A flower allows us to inhale this earthy perfume and pant in counterpoint to his sweat’s march down his solar plexus. It was so episodic. But flowers, like people, are another matter: a loose cohesion of angles around which the person bearing them allows their personality to splash out.

Stationed in a vase by a window overlooking the veranda, flowers ask the leisure-drunk: do we wake, or read; across what meadow has my crown been picked; may we angle your bedside lamp towards the wall to distribute more light to the ceiling? No?

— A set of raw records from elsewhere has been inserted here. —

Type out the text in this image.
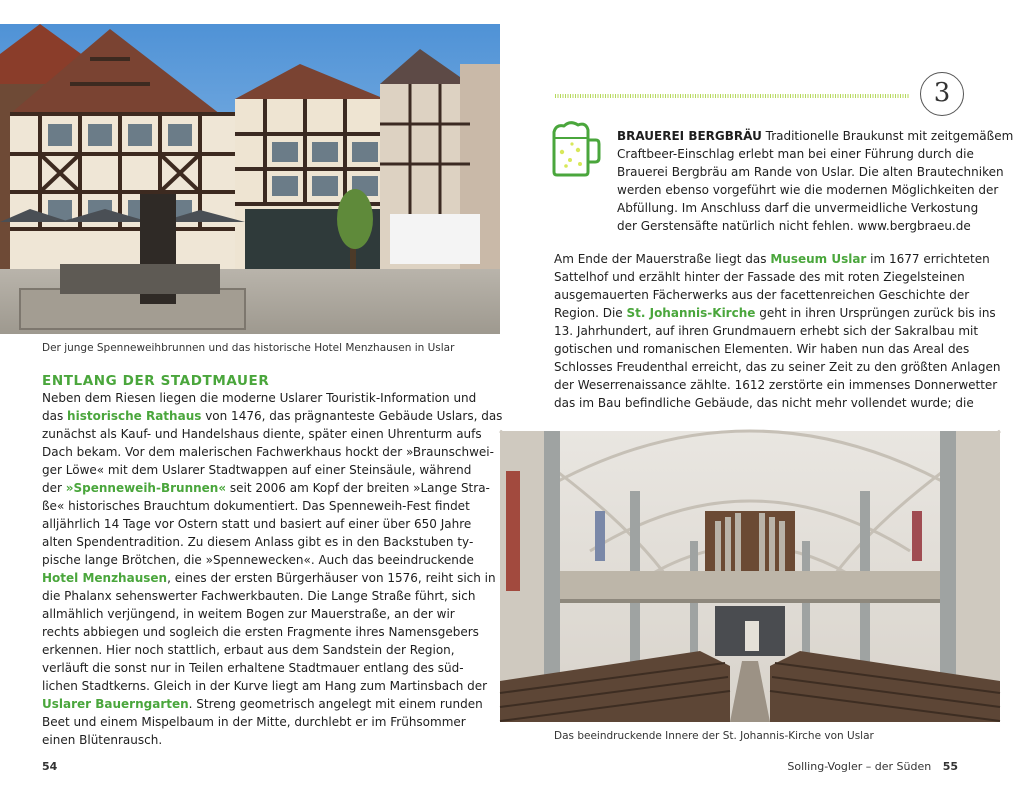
Der junge Spenneweihbrunnen und das historische Hotel Menzhausen in Uslar
ENTLANG DER STADTMAUER
Neben dem Riesen liegen die moderne Uslarer Touristik-Information und
das historische Rathaus von 1476, das prägnanteste Gebäude Uslars, das
zunächst als Kauf- und Handelshaus diente, später einen Uhrenturm aufs
Dach bekam. Vor dem malerischen Fachwerkhaus hockt der »Braunschwei-
ger Löwe« mit dem Uslarer Stadtwappen auf einer Steinsäule, während
der »Spenneweih-Brunnen« seit 2006 am Kopf der breiten »Lange Stra-
ße« historisches Brauchtum dokumentiert. Das Spenneweih-Fest findet
alljährlich 14 Tage vor Ostern statt und basiert auf einer über 650 Jahre
alten Spendentradition. Zu diesem Anlass gibt es in den Backstuben ty-
pische lange Brötchen, die »Spennewecken«. Auch das beeindruckende
Hotel Menzhausen, eines der ersten Bürgerhäuser von 1576, reiht sich in
die Phalanx sehenswerter Fachwerkbauten. Die Lange Straße führt, sich
allmählich verjüngend, in weitem Bogen zur Mauerstraße, an der wir
rechts abbiegen und sogleich die ersten Fragmente ihres Namensgebers
erkennen. Hier noch stattlich, erbaut aus dem Sandstein der Region,
verläuft die sonst nur in Teilen erhaltene Stadtmauer entlang des süd-
lichen Stadtkerns. Gleich in der Kurve liegt am Hang zum Martinsbach der
Uslarer Bauerngarten. Streng geometrisch angelegt mit einem runden
Beet und einem Mispelbaum in der Mitte, durchlebt er im Frühsommer
einen Blütenrausch.
54
3
BRAUEREI BERGBRÄU Traditionelle Braukunst mit zeitgemäßem
Craftbeer-Einschlag erlebt man bei einer Führung durch die
Brauerei Bergbräu am Rande von Uslar. Die alten Brautechniken
werden ebenso vorgeführt wie die modernen Möglichkeiten der
Abfüllung. Im Anschluss darf die unvermeidliche Verkostung
der Gerstensäfte natürlich nicht fehlen. www.bergbraeu.de
Am Ende der Mauerstraße liegt das Museum Uslar im 1677 errichteten
Sattelhof und erzählt hinter der Fassade des mit roten Ziegelsteinen
ausgemauerten Fächerwerks aus der facettenreichen Geschichte der
Region. Die St. Johannis-Kirche geht in ihren Ursprüngen zurück bis ins
13. Jahrhundert, auf ihren Grundmauern erhebt sich der Sakralbau mit
gotischen und romanischen Elementen. Wir haben nun das Areal des
Schlosses Freudenthal erreicht, das zu seiner Zeit zu den größten Anlagen
der Weserrenaissance zählte. 1612 zerstörte ein immenses Donnerwetter
das im Bau befindliche Gebäude, das nicht mehr vollendet wurde; die
Das beeindruckende Innere der St. Johannis-Kirche von Uslar
Solling-Vogler – der Süden 55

A waiting room with tufts of white noise blooming from the carpet. Behind the doors, voices dig in the dirt.

His flesh sprinted after them through the wedding’s prolix grasses, but his voice remained in the veranda.

How would the meadow describe this scene of its erasure? “Hi?” It waves.

The poplar’s shade records this greeting. Rewind the shade’s recording and play it again.

A poem is a title this shade gives itself.

The shade was pleased to see itself as it entered the scene by the willow hanging just above the canal; silence was pleased to see its sister syntax, breeze.

But, one might interject, a meadow’s contagion is not music’s problem.

A bewitched reel, my sorrow rolled beside me as I laughed into the canal; swans clapped along the dactylic reflection of the willows. Laws, in a word, through which he could dimly perceive his counterfeit face floating behind the coach’s glass.

I entered the office.

I want to say that the surface of a page is itself a kind of speech. I rolled up my sleeves and assumed its labor, gathering currency from the undead daffodils.

A swift breeze descended, swept them away from the office, scattering a few loose petals. Sitting across from her in her office, too far into her face, I could only see whitecaps.

She looked up from her book and scanned the horizon. A menacing electricity was gathering before her over the sea in a green cloud drifting west. “Can you say more about that?” she asked, gathering her notes.

His footsteps clapped through the valley.